Comprendre les enjeux
«Je pense que beaucoup de personnes pensent que c’est gros, mais sans comprendre les enjeux», remarque Geneviève Beaulieu-Pelletier. Selon elle, c’est important d’aller chercher toute l'information dont on a besoin pour bien comprendre ce qui se passe.
Contrôler les informations que l’on consomme (et quand)
«C’est normal de sentir qu’on a besoin de savoir à la minute près, mais on n’a pas besoin de s’informer constamment si on trouve que ça fait augmenter notre anxiété», soutient Amélie Faubert. Il faut aussi prioriser les informations de qualité et éviter les fake news.

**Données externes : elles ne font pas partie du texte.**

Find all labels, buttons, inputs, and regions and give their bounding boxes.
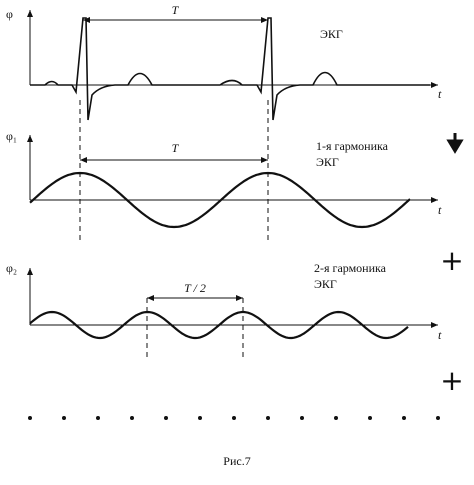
- ellipsis-dots: [28, 416, 440, 420]
- second-harmonic: [29, 310, 409, 340]
- caption: 2-я гармоника: [314, 261, 387, 275]
- dot: [266, 416, 270, 420]
- x-label: t: [438, 87, 442, 101]
- plus-sign: +: [440, 364, 463, 397]
- dot: [62, 416, 66, 420]
- dot: [232, 416, 236, 420]
- caption: 1-я гармоника: [316, 139, 389, 153]
- y-label: φ: [6, 7, 13, 21]
- x-label: t: [438, 203, 442, 217]
- dot: [198, 416, 202, 420]
- dot: [334, 416, 338, 420]
- period-label: T: [172, 141, 180, 155]
- dot: [164, 416, 168, 420]
- dot: [300, 416, 304, 420]
- caption: ЭКГ: [314, 277, 337, 291]
- dot: [368, 416, 372, 420]
- y-label: φ₁: [6, 129, 17, 143]
- dot: [28, 416, 32, 420]
- period-label: T / 2: [184, 281, 206, 295]
- down-arrow: [446, 133, 464, 154]
- y-label: φ₂: [6, 261, 17, 275]
- caption: ЭКГ: [316, 155, 339, 169]
- first-harmonic: [29, 171, 411, 229]
- dot: [130, 416, 134, 420]
- caption: ЭКГ: [320, 27, 343, 41]
- figure-caption: Рис.7: [223, 454, 250, 468]
- dot: [402, 416, 406, 420]
- period-label: T: [172, 3, 180, 17]
- ecg-curve: [30, 17, 430, 121]
- plus-sign: +: [440, 244, 463, 277]
- dot: [436, 416, 440, 420]
- dot: [96, 416, 100, 420]
- x-label: t: [438, 328, 442, 342]
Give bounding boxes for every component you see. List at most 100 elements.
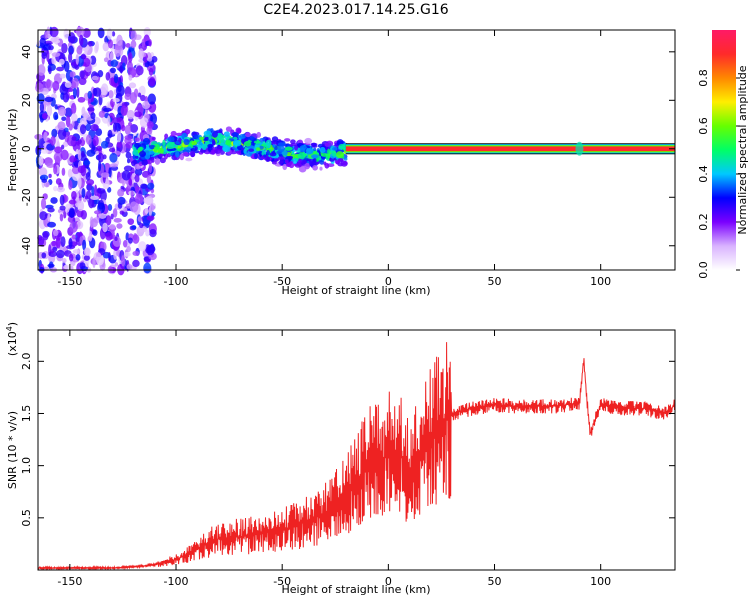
spectrogram-noise-mark	[112, 97, 120, 103]
spectrogram-band-mark	[304, 137, 313, 145]
spectrogram-noise-mark	[88, 230, 93, 242]
spectrogram-noise-mark	[102, 222, 108, 233]
spectrogram-noise-mark	[105, 215, 112, 226]
spectrogram-band-mark	[297, 152, 306, 160]
spectrogram-noise-mark	[85, 172, 91, 181]
spectrogram-y-ticks: -40 -20 0 20 40	[20, 45, 675, 255]
spectrogram-noise-mark	[115, 84, 125, 97]
spectrogram-noise-mark	[68, 253, 74, 262]
spectrogram-noise-mark	[37, 236, 45, 246]
spectrogram-band-mark	[153, 146, 158, 153]
x-tick-label: 50	[488, 275, 502, 288]
spectrogram-noise-mark	[119, 210, 125, 215]
spectrogram-band-mark	[166, 142, 175, 150]
spectrogram-noise-mark	[130, 29, 137, 42]
snr-panel: -150 -100 -50 0 50 100 0.5 1.0 1.5 2.0 Height of…	[5, 322, 676, 596]
spectrogram-band-mark	[271, 136, 279, 142]
y-tick-label: 40	[20, 45, 33, 59]
spectrogram-noise-mark	[68, 208, 75, 218]
spectrogram-noise-mark	[76, 232, 84, 237]
spectrogram-band-mark	[256, 131, 262, 138]
spectrogram-noise-mark	[121, 170, 131, 181]
spectrogram-noise-mark	[51, 128, 58, 138]
spectrogram-noise-mark	[114, 262, 119, 267]
spectrogram-noise-mark	[114, 236, 118, 241]
spectrogram-noise-mark	[77, 149, 82, 161]
spectrogram-noise-mark	[77, 200, 85, 212]
spectrogram-noise-mark	[68, 52, 73, 63]
spectrogram-noise-mark	[56, 66, 65, 72]
spectrogram-noise-mark	[119, 64, 123, 74]
y-tick-label: 20	[20, 93, 33, 107]
spectrogram-band-mark	[217, 146, 223, 150]
spectrogram-band-mark	[162, 139, 166, 147]
spectrogram-band-mark	[274, 145, 278, 150]
spectrogram-noise-mark	[83, 255, 90, 261]
spectrogram-noise-mark	[117, 188, 125, 197]
spectrogram-noise-mark	[71, 234, 77, 240]
spectrogram-x-label: Height of straight line (km)	[281, 284, 430, 297]
spectrogram-band-mark	[211, 131, 218, 138]
spectrogram-noise-mark	[44, 96, 54, 103]
spectrogram-noise-mark	[131, 225, 137, 230]
spectrogram-band-mark	[286, 162, 290, 167]
spectrogram-band-mark	[248, 148, 255, 152]
spectrogram-band-mark	[312, 164, 319, 171]
spectrogram-noise-mark	[112, 122, 118, 132]
spectrogram-noise-mark	[144, 207, 149, 214]
spectrogram-noise-mark	[121, 255, 126, 267]
x-tick-label: -100	[164, 575, 189, 588]
spectrogram-noise-mark	[88, 197, 95, 209]
spectrogram-band-mark	[193, 134, 199, 139]
spectrogram-noise-mark	[81, 187, 86, 199]
spectrogram-noise-mark	[65, 115, 71, 128]
spectrogram-noise-mark	[124, 93, 132, 101]
y-tick-label: 1.5	[20, 405, 33, 423]
spectrogram-noise-mark	[39, 102, 45, 113]
spectrogram-noise-mark	[46, 78, 51, 89]
x-tick-label: 0	[385, 575, 392, 588]
spectrogram-noise-mark	[54, 146, 63, 154]
spectrogram-band-mark	[313, 147, 317, 152]
spectrogram-noise-mark	[110, 59, 119, 68]
spectrogram-noise-mark	[48, 45, 54, 51]
spectrogram-noise-mark	[76, 208, 84, 218]
spectrogram-band-mark	[294, 144, 299, 151]
snr-series-line	[37, 342, 676, 571]
spectrogram-noise-mark	[126, 264, 133, 270]
spectrogram-band-mark	[148, 150, 155, 155]
spectrogram-noise-mark	[87, 107, 95, 112]
spectrogram-y-label: Frequency (Hz)	[6, 109, 19, 192]
spectrogram-band-mark	[134, 137, 140, 142]
spectrogram-noise-mark	[107, 129, 113, 139]
spectrogram-band-mark	[239, 134, 246, 139]
spectrogram-noise-mark	[141, 38, 146, 48]
spectrogram-noise-mark	[123, 240, 128, 248]
spectrogram-noise-mark	[80, 53, 86, 60]
spectrogram-noise-mark	[82, 57, 91, 68]
spectrogram-noise-mark	[116, 250, 120, 257]
spectrogram-band-mark	[158, 153, 164, 157]
spectrogram-noise-mark	[40, 197, 47, 210]
x-tick-label: 50	[488, 575, 502, 588]
spectrogram-band-mark	[190, 151, 196, 158]
spectrogram-band-mark	[142, 137, 151, 145]
x-tick-label: 0	[385, 275, 392, 288]
x-tick-label: -50	[273, 275, 291, 288]
spectrogram-noise-mark	[138, 48, 144, 60]
spectrogram-noise-mark	[61, 116, 67, 121]
spectrogram-noise-mark	[134, 174, 140, 183]
spectrogram-band-mark	[310, 154, 319, 159]
spectrogram-noise-mark	[90, 195, 100, 201]
spectrogram-noise-mark	[52, 80, 60, 91]
spectrogram-noise-mark	[103, 107, 112, 112]
spectrogram-noise-mark	[95, 41, 99, 52]
spectrogram-band-mark	[277, 142, 286, 147]
spectrogram-band-mark	[288, 155, 294, 160]
spectrogram-noise-mark	[90, 218, 98, 228]
spectrogram-band-mark	[141, 159, 148, 166]
spectrogram-noise-mark	[111, 31, 116, 37]
spectrogram-band-mark	[324, 162, 330, 169]
spectrogram-noise-mark	[80, 164, 87, 177]
spectrogram-noise-mark	[47, 221, 57, 228]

Selon elle, il vaut choisir les bons moments pour regarder l’actualité et éviter de défiler les réseaux sociaux sans arrêt. Par exemple, elle évite d’aller sur TikTok en ce moment, pour ne pas tomber sur des vidéos de guerre.
Relativiser
«Quand on part dans une spirale, c’est important de recadrer. On est au Canada, dans un pays sécuritaire, l’un des pays les plus démocratiques. On est en sécurité, insiste Amélie Faubert. Ça peut complètement nous affecter, mais ce n’est pas une menace à notre sécurité physique».
Geneviève Beaulieu-Pelletier reconnait toutefois que ça peut être «confrontant» et «culpabilisant» de vivre la guerre dans le confort de notre salon. «Ça vient relativiser tous les petits soucis qu’on a».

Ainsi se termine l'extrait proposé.